I'm doing problem 7 of the OCaml exercises. It basically asks given a nested list as defined:
type 'a node = | One of 'a | Many of 'a node list
Write a function function flatten that flattens it:
assert ( flatten [ One "a"; Many [ One "b"; Many [ One "c"; One "d" ]; One "e" ] ] = [ "a"; "b"; "c"; "d"; "e" ])
The solution provided by the website is as follows:
let flatten list = let rec aux acc = function | [] -> acc | One x :: t -> aux (x :: acc) t | Many l :: t -> aux (aux acc l) t in List.rev (aux [] list) ;;
I'm wondering why they do x :: acc and then reverse the list instead of acc @ [x] which would avoid the need to reverse the list at the end?
How does @ work?

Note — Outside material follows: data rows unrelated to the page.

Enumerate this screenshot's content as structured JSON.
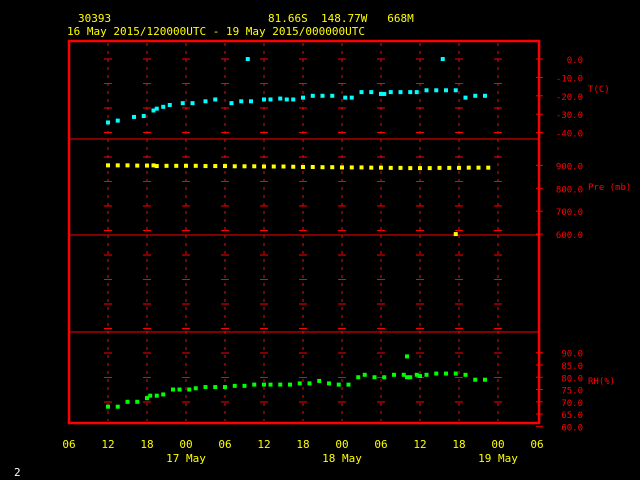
{
  "header": {
    "station_id": "30393",
    "location": "81.66S  148.77W   668M",
    "period": "16 May 2015/120000UTC - 19 May 2015/000000UTC"
  },
  "footer": {
    "page_number": "2"
  },
  "colors": {
    "background": "#000000",
    "frame": "#ff0000",
    "axis_text": "#ffff00",
    "right_labels": "#ff0000",
    "header_text": "#ffff00",
    "temperature": "#00ffff",
    "pressure": "#ffff00",
    "humidity": "#00ff00"
  },
  "chart_data": {
    "type": "scatter",
    "x_ticks": [
      "06",
      "12",
      "18",
      "00",
      "06",
      "12",
      "18",
      "00",
      "06",
      "12",
      "18",
      "00",
      "06"
    ],
    "x_tick_hours": [
      -6,
      0,
      6,
      12,
      18,
      24,
      30,
      36,
      42,
      48,
      54,
      60,
      66
    ],
    "xlim_hours_from_start": [
      -6,
      66
    ],
    "date_labels": [
      {
        "label": "17 May",
        "hour": 12
      },
      {
        "label": "18 May",
        "hour": 36
      },
      {
        "label": "19 May",
        "hour": 60
      }
    ],
    "grid": true,
    "panels": [
      {
        "name": "temperature",
        "label": "T(C)",
        "ticks": [
          {
            "v": 0,
            "label": "0.0"
          },
          {
            "v": -10,
            "label": "-10.0"
          },
          {
            "v": -20,
            "label": "-20.0"
          },
          {
            "v": -30,
            "label": "-30.0"
          },
          {
            "v": -40,
            "label": "-40.0"
          }
        ],
        "ylim": [
          -43.5,
          6
        ],
        "points": [
          [
            0,
            -34.5
          ],
          [
            1.5,
            -33.5
          ],
          [
            4,
            -31.5
          ],
          [
            5.5,
            -31
          ],
          [
            7,
            -28
          ],
          [
            7.5,
            -27
          ],
          [
            8.5,
            -26
          ],
          [
            9.5,
            -25
          ],
          [
            11.5,
            -24
          ],
          [
            13,
            -24
          ],
          [
            15,
            -23
          ],
          [
            16.5,
            -22
          ],
          [
            19,
            -24
          ],
          [
            20.5,
            -23
          ],
          [
            22,
            -23
          ],
          [
            24,
            -22
          ],
          [
            25,
            -22
          ],
          [
            26.5,
            -21.5
          ],
          [
            27.5,
            -22
          ],
          [
            28.5,
            -22
          ],
          [
            30,
            -21
          ],
          [
            31.5,
            -20
          ],
          [
            33,
            -20
          ],
          [
            34.5,
            -20
          ],
          [
            36.5,
            -21
          ],
          [
            37.5,
            -21
          ],
          [
            21.5,
            0
          ],
          [
            39,
            -18
          ],
          [
            40.5,
            -18
          ],
          [
            42,
            -19
          ],
          [
            42.5,
            -19
          ],
          [
            43.5,
            -18
          ],
          [
            45,
            -18
          ],
          [
            46.5,
            -18
          ],
          [
            47.5,
            -18
          ],
          [
            49,
            -17
          ],
          [
            50.5,
            -17
          ],
          [
            52,
            -17
          ],
          [
            53.5,
            -17
          ],
          [
            51.5,
            0
          ],
          [
            55,
            -21
          ],
          [
            56.5,
            -20
          ],
          [
            58,
            -20
          ]
        ]
      },
      {
        "name": "pressure",
        "label": "Pre (mb)",
        "ticks": [
          {
            "v": 900,
            "label": "900.0"
          },
          {
            "v": 800,
            "label": "800.0"
          },
          {
            "v": 700,
            "label": "700.0"
          },
          {
            "v": 600,
            "label": "600.0"
          }
        ],
        "ylim": [
          596,
          1002
        ],
        "points": [
          [
            0,
            900
          ],
          [
            1.5,
            900
          ],
          [
            3,
            900
          ],
          [
            4.5,
            899
          ],
          [
            6,
            899
          ],
          [
            7,
            900
          ],
          [
            7.5,
            897
          ],
          [
            9,
            898
          ],
          [
            10.5,
            898
          ],
          [
            12,
            898
          ],
          [
            13.5,
            898
          ],
          [
            15,
            897
          ],
          [
            16.5,
            897
          ],
          [
            18,
            897
          ],
          [
            19.5,
            896
          ],
          [
            21,
            896
          ],
          [
            22.5,
            896
          ],
          [
            24,
            895
          ],
          [
            25.5,
            895
          ],
          [
            27,
            895
          ],
          [
            28.5,
            894
          ],
          [
            30,
            893
          ],
          [
            31.5,
            893
          ],
          [
            33,
            892
          ],
          [
            34.5,
            892
          ],
          [
            36,
            891
          ],
          [
            37.5,
            891
          ],
          [
            39,
            891
          ],
          [
            40.5,
            890
          ],
          [
            42,
            890
          ],
          [
            43.5,
            889
          ],
          [
            45,
            889
          ],
          [
            46.5,
            888
          ],
          [
            48,
            888
          ],
          [
            49.5,
            888
          ],
          [
            51,
            889
          ],
          [
            52.5,
            889
          ],
          [
            54,
            889
          ],
          [
            55.5,
            890
          ],
          [
            57,
            890
          ],
          [
            58.5,
            890
          ],
          [
            53.5,
            600
          ]
        ]
      },
      {
        "name": "humidity",
        "label": "RH(%)",
        "ticks": [
          {
            "v": 90,
            "label": "90.0"
          },
          {
            "v": 85,
            "label": "85.0"
          },
          {
            "v": 80,
            "label": "80.0"
          },
          {
            "v": 75,
            "label": "75.0"
          },
          {
            "v": 70,
            "label": "70.0"
          },
          {
            "v": 65,
            "label": "65.0"
          },
          {
            "v": 60,
            "label": "60.0"
          }
        ],
        "ylim": [
          58.5,
          96
        ],
        "points": [
          [
            0,
            68
          ],
          [
            1.5,
            68
          ],
          [
            3,
            70
          ],
          [
            4.5,
            70
          ],
          [
            6,
            71.5
          ],
          [
            6.5,
            72.5
          ],
          [
            7.5,
            72.5
          ],
          [
            8.5,
            73
          ],
          [
            10,
            75
          ],
          [
            11,
            75
          ],
          [
            12.5,
            75
          ],
          [
            13.5,
            75.5
          ],
          [
            15,
            76
          ],
          [
            16.5,
            76
          ],
          [
            18,
            76
          ],
          [
            19.5,
            76.5
          ],
          [
            21,
            76.5
          ],
          [
            22.5,
            77
          ],
          [
            24,
            77
          ],
          [
            25,
            77
          ],
          [
            26.5,
            77
          ],
          [
            28,
            77
          ],
          [
            29.5,
            77.5
          ],
          [
            31,
            77.5
          ],
          [
            32.5,
            78.5
          ],
          [
            34,
            77.5
          ],
          [
            35.5,
            77
          ],
          [
            37,
            77
          ],
          [
            38.5,
            80
          ],
          [
            39.5,
            81
          ],
          [
            41,
            80
          ],
          [
            42.5,
            80
          ],
          [
            44,
            81
          ],
          [
            45.5,
            81
          ],
          [
            46,
            80
          ],
          [
            46.5,
            80
          ],
          [
            47.5,
            81
          ],
          [
            48,
            80.5
          ],
          [
            49,
            81
          ],
          [
            50.5,
            81.5
          ],
          [
            52,
            81.5
          ],
          [
            53.5,
            81.5
          ],
          [
            55,
            81
          ],
          [
            56.5,
            79
          ],
          [
            58,
            79
          ],
          [
            46,
            88.5
          ]
        ]
      }
    ]
  }
}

Well, let's define it.
let rec (@) lst1 lst2 =
match lst1 with
| [] -> lst2
| x::xs -> x :: (xs @ lst2)
So, in order to append one list to another, we have to iterate over all of the first list. If we do this within a loop, as that first list gets longer, it takes longer to get to the end of it. In big-O notation, this has O(n^2) or "quadratic" performance. Fine for (very) small sample sizes, but prohibitive for large sample sizes.
However, :: occurs in constant time. It doesn't matter how big the list is, it will always take the same amount of time to cons a value onto the front of it. If we do that in a loop, we get O(n) or "linear" performance.
Reversing a list also works in linear time. Is it costly to run two linear time operations? Certainly more so that running one, but consider two times n vs. n squared:
| n | 2n | n^2 |
|---|---|---|
| 0 | 0 | 0 |
| 1 | 2 | 1 |
| 2 | 4 | 4 |
| 3 | 6 | 8 |
| 4 | 8 | 16 |
| 100 | 200 | 10,000 |
| 10,000 | 20,000 | 100,000,000 |
| 1,000,000 | 2,000,000 | 1,000,000,000,000 |
An additional note: the implementation of flatten shown by the OP which utilizes :: is not tail-recursive. The following would be:
let flatten lst =
let rec aux lst to_process acc =
match lst, to_process with
| [], [] -> acc
| [], _ -> aux to_process [] acc
| (One v)::xs, _ -> aux xs to_process (v :: acc)
| (Many lst')::xs, _ -> aux lst' (xs @ to_process) acc
in
List.rev @@ aux lst [] []
Following the evaluation of your sample data:
flatten [One "a"; Many [One "b"; Many [One "c"; One "d"]; One "e"]]
aux [One "a"; Many [One "b"; Many [One "c"; One "d"]; One "e"]] [] []
aux [Many [One "b"; Many [One "c"; One "d"]; One "e"]] [] ["a"]
aux [One "b"; Many [ One "c"; One "d" ]; One "e" ] [] ["a"]
aux [Many [ One "c"; One "d"]; One "e"] [] ["b"; "a"]
aux [One "c"; One "d"] [One "e"] ["b"; "a"]
aux [One "d"] [One "e"] ["c"; "b"; "a"]
aux [One "e"] [] ["d"; "c"; "b"; "a"]
aux [] [] ["e"; "d"; "c"; "b"; "a"]
List.rev ["e"; "d"; "c"; "b"; "a"]
["a"; "b"; "c"; "d"; "e"]